Verifica (dal 1° gennaio 2018)
L'organismo di controllo indipendente verifica la documentazione e la dichiarazione di conformità dell'importatore delle apparecchiature:
a) la coerenza della o delle dichiarazioni di conformità e della relativa documentazione con le relazioni trasmesse a norma dell'articolo 19 del regolamento (UE) n. 517/2014 e dei punti 11, 12 e 13 dell'allegato del regolamento di esecuzione (UE) n. 1191/2014;
b) l'esattezza e la completezza delle informazioni contenute nelle dichiarazioni di conformità e nella relativa documentazione, sulla base dei registri dell'impresa relativi alle operazioni in questione;
c) se un importatore di apparecchiature fa riferimento a un'autorizzazione rilasciata a norma dell'articolo 18, paragrafo 2, del regolamento (UE) n. 517/2014, la disponibilità di un numero sufficiente di autorizzazioni raffrontando i dati del registro di cui all'articolo 17 del regolamento (UE) n. 517/2014 con i documenti che attestano l'immissione sul mercato;
d) se gli idrofluorocarburi contenuti nelle apparecchiature sono stati immessi sul mercato nell'Unione, e successivamente sono stati esportati e caricati nelle apparecchiature al di fuori dell'Unione, l'esistenza di una dichiarazione da parte dell'impresa che immette gli idrofluorocarburi sul mercato, per i quantitativi corrispondenti.
L'organismo di controllo indipendente rilascia un documento di verifica contenente le sue conclusioni in seguito alla verifica effettuata.
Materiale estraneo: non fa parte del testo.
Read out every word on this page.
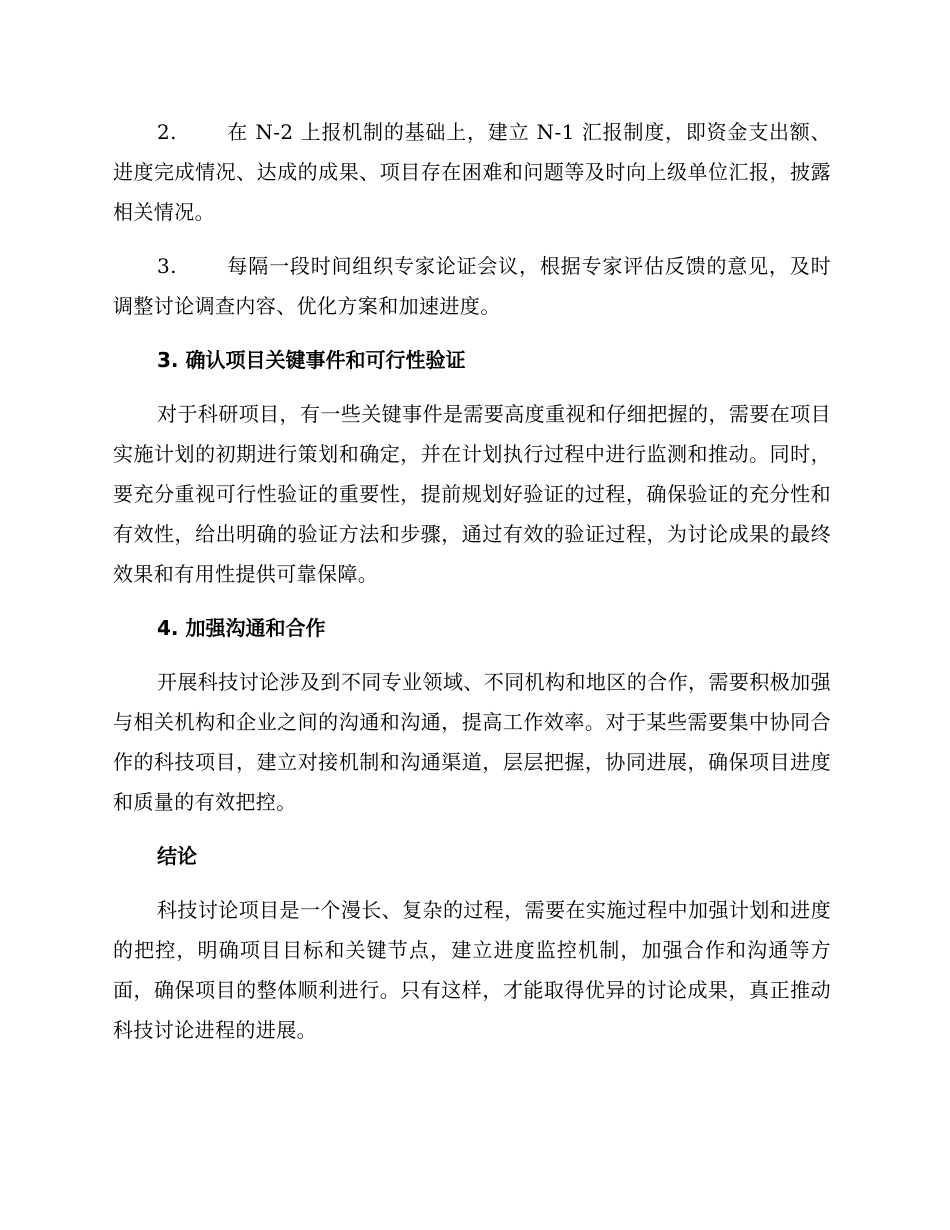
2.	在 N-2 上报机制的基础上，建立 N-1 汇报制度，即资金支出额、进度完成情况、达成的成果、项目存在困难和问题等及时向上级单位汇报，披露相关情况。

3.	每隔一段时间组织专家论证会议，根据专家评估反馈的意见，及时调整讨论调查内容、优化方案和加速进度。

3. 确认项目关键事件和可行性验证

对于科研项目，有一些关键事件是需要高度重视和仔细把握的，需要在项目实施计划的初期进行策划和确定，并在计划执行过程中进行监测和推动。同时，要充分重视可行性验证的重要性，提前规划好验证的过程，确保验证的充分性和有效性，给出明确的验证方法和步骤，通过有效的验证过程，为讨论成果的最终效果和有用性提供可靠保障。

4. 加强沟通和合作

开展科技讨论涉及到不同专业领域、不同机构和地区的合作，需要积极加强与相关机构和企业之间的沟通和沟通，提高工作效率。对于某些需要集中协同合作的科技项目，建立对接机制和沟通渠道，层层把握，协同进展，确保项目进度和质量的有效把控。

结论

科技讨论项目是一个漫长、复杂的过程，需要在实施过程中加强计划和进度的把控，明确项目目标和关键节点，建立进度监控机制，加强合作和沟通等方面，确保项目的整体顺利进行。只有这样，才能取得优异的讨论成果，真正推动科技讨论进程的进展。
Tale documento contiene un'indicazione del grado di accuratezza della documentazione e delle dichiarazioni pertinenti.

Trasmissione dei documenti di verifica (dal 1° gennaio 2018)

Gli importatori di apparecchiature trasmettono il documento di verifica avvalendosi dello strumento di comunicazione messo a disposizione ai sensi dell'articolo 1 del Regolamento di esecuzione (UE) n. 1191/2014, entro il 31 marzo di ogni anno, per il precedente anno civile e indicano nello strumento le conclusioni dell'organismo di controllo circa il grado di accuratezza della documentazione e delle dichiarazioni pertinenti.